Robinson suggests we “look backward,” like Bellamy did

“… by looking at our own time, figuring out what could be better, and using our creative capacities to make people not just affirm intellectually, but truly feel, that the vision is sensible and plausible rather than insane. Why shouldn’t there be a communal Lego-pile? Why shouldn’t there be Medicare for All? Does the world lack in resources? Of course it doesn’t. What it lacks is confidence and imagination.”

This is good advice, and we plan to start taking – and applying – it on a regular basis.

Let’s consider the topics we covered yesterday, and what a very basic utopian “vision” of how things could be might look like.

1) First, we considered the Oregon corrections officer who traveled to Norway for professional development – what would we like to see in this area of Justice?

Vision: an American prison system focused – like those of numerous countries in northern Europe and Scandinavia – on rehabilitation, not punishment.

2) Second was Carter County, Tennessee, where children as young as six are being taught to use Narcan spray inhalers to save their parents, uncles, aunts, brothers and sisters, friends …

Vision: an America where Narcan isn’t needed at all; failing that, an America where first-graders are taught these things in the public schools.

3) Third, a Christian mother explained her decision to send her daughter to a public school.

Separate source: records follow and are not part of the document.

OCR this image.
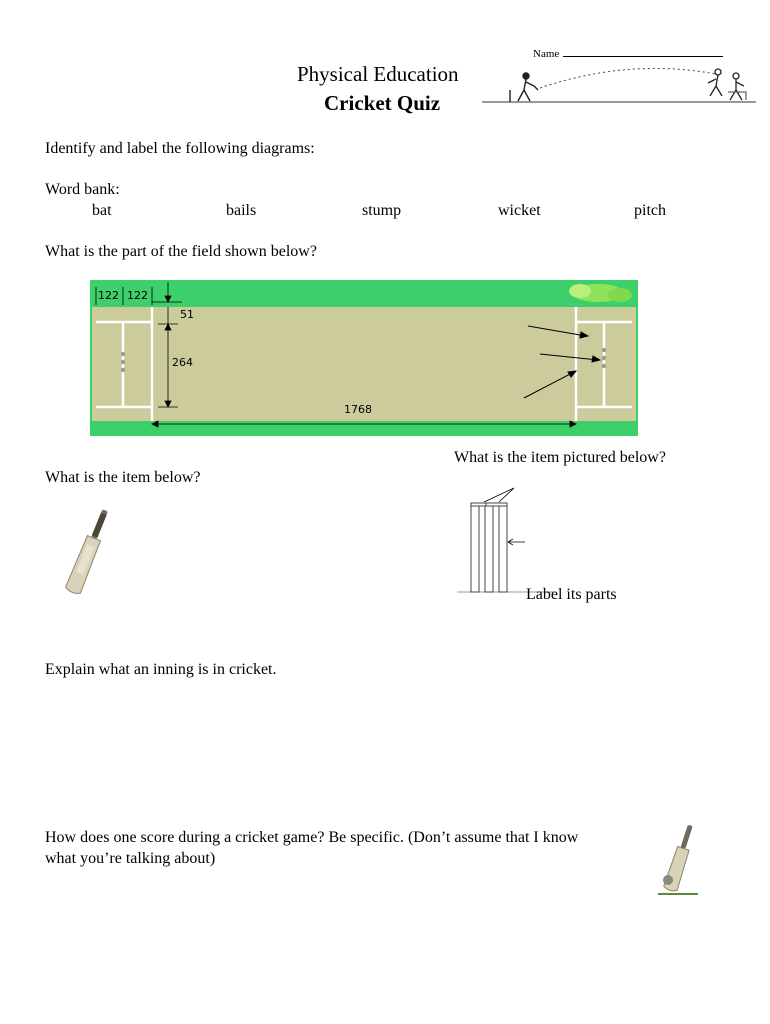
Name
Physical Education
Cricket Quiz
Identify and label the following diagrams:
Word bank:
bat	bails	stump	wicket	pitch
What is the part of the field shown below?
122 122
51
264
1768
What is the item pictured below?
What is the item below?
Label its parts
Explain what an inning is in cricket.
How does one score during a cricket game? Be specific. (Don’t assume that I know
what you’re talking about)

Vision: Public schools, well-funded, integrated and equal, everywhere in America.

{Note: it’s the law, after all…]

4) Banned books in prison libraries

Vision: Schools – high school and college programs – in every prison, a staff to inmate ration of 1:1 (like Norway’s), and a recidivism rate below 5%.

5) Environmental injustice in Little Village and Waukegan, Illinois

Vision: An EPA with the money, manpower, and clout to clean up every one of the country’s 1300+ Superfund sites in a decade.

None of these is impossible – in fact, they’re all within our means (some have even been legislated and/or adjudicated). They scarcely qualify as “utopian” at all.

They’re just not the way things are today.

Why?

Answering that question is what we’re all about at Deedspeakout.